Ik besluit graag met woorden van oprechte dank. Allereerst aan Dorian van der Brempt, directeur van het Vlaams-Nederlands huis deBuren en zijn medewerkers, die deze presentatie organiseren en mogelijk maken. Ook zeg ik dank aan Antwerpen Boekenstad en de Bibliotheek Permeke.
Ten slotte een speciaal woord van dank aan uitgever André van Halewyck. Al acht jaar brengt hij – samen met uitgeverij Meulenhoff in Amsterdam – met succes Het Liegend Konijn op de markt.Ik ben hem voor zijn fidele samenwerking zeer erkentelijk. Dames en heren, ik wens u een fijne avond.”
Johanna Geels (1968) woont in Apeldoorn, schrijft sinds vijf jaar gedichten, treedt regelmatig op en won diverse poëzieslams. Zij publiceerde o.a. in poëzietijdschriften als Op ruwe planken en Krakatau en in diverse verzamelbundels, waaronder De Volksverheffing. Haar debuutbundel Tuig verscheen in 2008.
Philip Hoorne (1964) is dichter, recensent, prozaschrijver en bloemlezer. Hij publiceerde drie dichtbundels: Niets met jou, Inbreng nihil en Het ei in mezelf. Zijn proza verzamelde hij in Het vlees is haar. Hoorne maakte een bloemlezing met gedichten over de stad Antwerpen en bracht de beste gedichten van Patricia Lasoen samen in Trouw, rouw en andere feestelijkheden. Zijn recensies verschijnen in Knack, De Poëziekrant, Awater en op zijn blog Poëzierapport. Het vorig jaar verschenen Grootste hits – De jaren nul bevat een keuze uit de eerste drie dichtbundels, aangevuld met nieuw werk.
Ruth Lasters (1979) behoort als dichteres en als romanschrijfster tot het opkomende literaire talent in Vlaanderen. In januari 2005 werden gedichten van haar opgenomen in de bloemlezing 21 dichters voor de 21ste eeuw (Uitgeverij P). Proza van Ruth Lasters verscheen in Deus ex Machina, Ché en in de in oktober 2003 bij uitgeverij Van Halewijck verschenen bloemlezing Mooie Jonge Honden, onder redactie van het literair tijdschrift De Brakke Hond. Lasters’ debuutroman Poolijs verscheen in 2006. Het boek werd bekroond met de Vlaamse Debuutprijs. In 2007 verscheen de dichtbundel Vouwplannen, die in 2009 werd bekroond met de Debuutprijs Het Liegend Konijn.

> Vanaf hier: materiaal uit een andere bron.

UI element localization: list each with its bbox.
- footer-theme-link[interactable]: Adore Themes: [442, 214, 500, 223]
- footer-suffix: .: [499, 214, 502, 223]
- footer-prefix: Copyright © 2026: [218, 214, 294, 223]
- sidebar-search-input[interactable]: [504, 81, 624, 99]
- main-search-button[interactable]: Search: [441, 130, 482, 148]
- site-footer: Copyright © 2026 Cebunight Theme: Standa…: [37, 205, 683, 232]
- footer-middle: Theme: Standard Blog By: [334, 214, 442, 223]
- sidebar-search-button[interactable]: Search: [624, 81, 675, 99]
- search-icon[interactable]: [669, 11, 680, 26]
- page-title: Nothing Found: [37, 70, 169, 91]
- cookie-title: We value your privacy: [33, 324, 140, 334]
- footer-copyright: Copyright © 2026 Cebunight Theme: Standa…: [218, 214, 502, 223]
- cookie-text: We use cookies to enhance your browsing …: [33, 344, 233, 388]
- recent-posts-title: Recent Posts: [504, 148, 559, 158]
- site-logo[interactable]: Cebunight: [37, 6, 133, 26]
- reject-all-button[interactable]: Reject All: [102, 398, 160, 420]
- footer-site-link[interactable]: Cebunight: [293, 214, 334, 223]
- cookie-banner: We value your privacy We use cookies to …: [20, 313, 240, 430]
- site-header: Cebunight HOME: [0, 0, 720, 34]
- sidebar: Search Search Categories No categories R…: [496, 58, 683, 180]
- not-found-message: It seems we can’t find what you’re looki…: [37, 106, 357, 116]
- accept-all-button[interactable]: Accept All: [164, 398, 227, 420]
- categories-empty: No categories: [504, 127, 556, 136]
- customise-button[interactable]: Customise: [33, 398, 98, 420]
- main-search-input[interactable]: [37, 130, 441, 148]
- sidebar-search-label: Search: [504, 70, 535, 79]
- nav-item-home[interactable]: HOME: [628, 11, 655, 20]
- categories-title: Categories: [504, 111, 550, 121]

Thomas Möhlmann (1975) is dichter, beleidsmedewerker poëzie van het Nederlands Letterenfonds en redacteur van poëzietijdschrift Awater. Zijn debuutbundel De vloeibare jongen werd in 2006 genomineerd voor de C. Buddingh’-prijs voor het beste Nederlandstalige poëziedebuut en in 2007 bekroond met de Lucy B. & C.W. van der Hoogt-prijs. In mei 2008 verscheen de kleine bibliofiele bundel Een draad die alles heel houdt bij Uitgeverij 69. In het najaar van 2009 verscheen de bundel Kranen open, gekozen als Aanbeveling van de Poëzieclub voor najaar 2009 en genomineerd voor de Jo Peters Poëzieprijs 2010.
Parazar! liet zich aanvankelijk vooral inspireren door muziek uit de Joodse traditie, maar maakte gaandeweg meer plaats in zijn repertoire voor eigen arrangementen van Ierse folk, Portugese fado, Argentijnse tango, Parijse walsen, filmmuziek, Marokkaanse berbermuziek, aangevuld met liederen en composities van eigen bodem. Parazar! drijft op de kracht van sterke melodieën en subtiele harmonieën, van warme klankkleuren en pittige arrangementen. Het trio klinkt dan ook beurtelings volks, intrigerend, meeslepend en dromerig.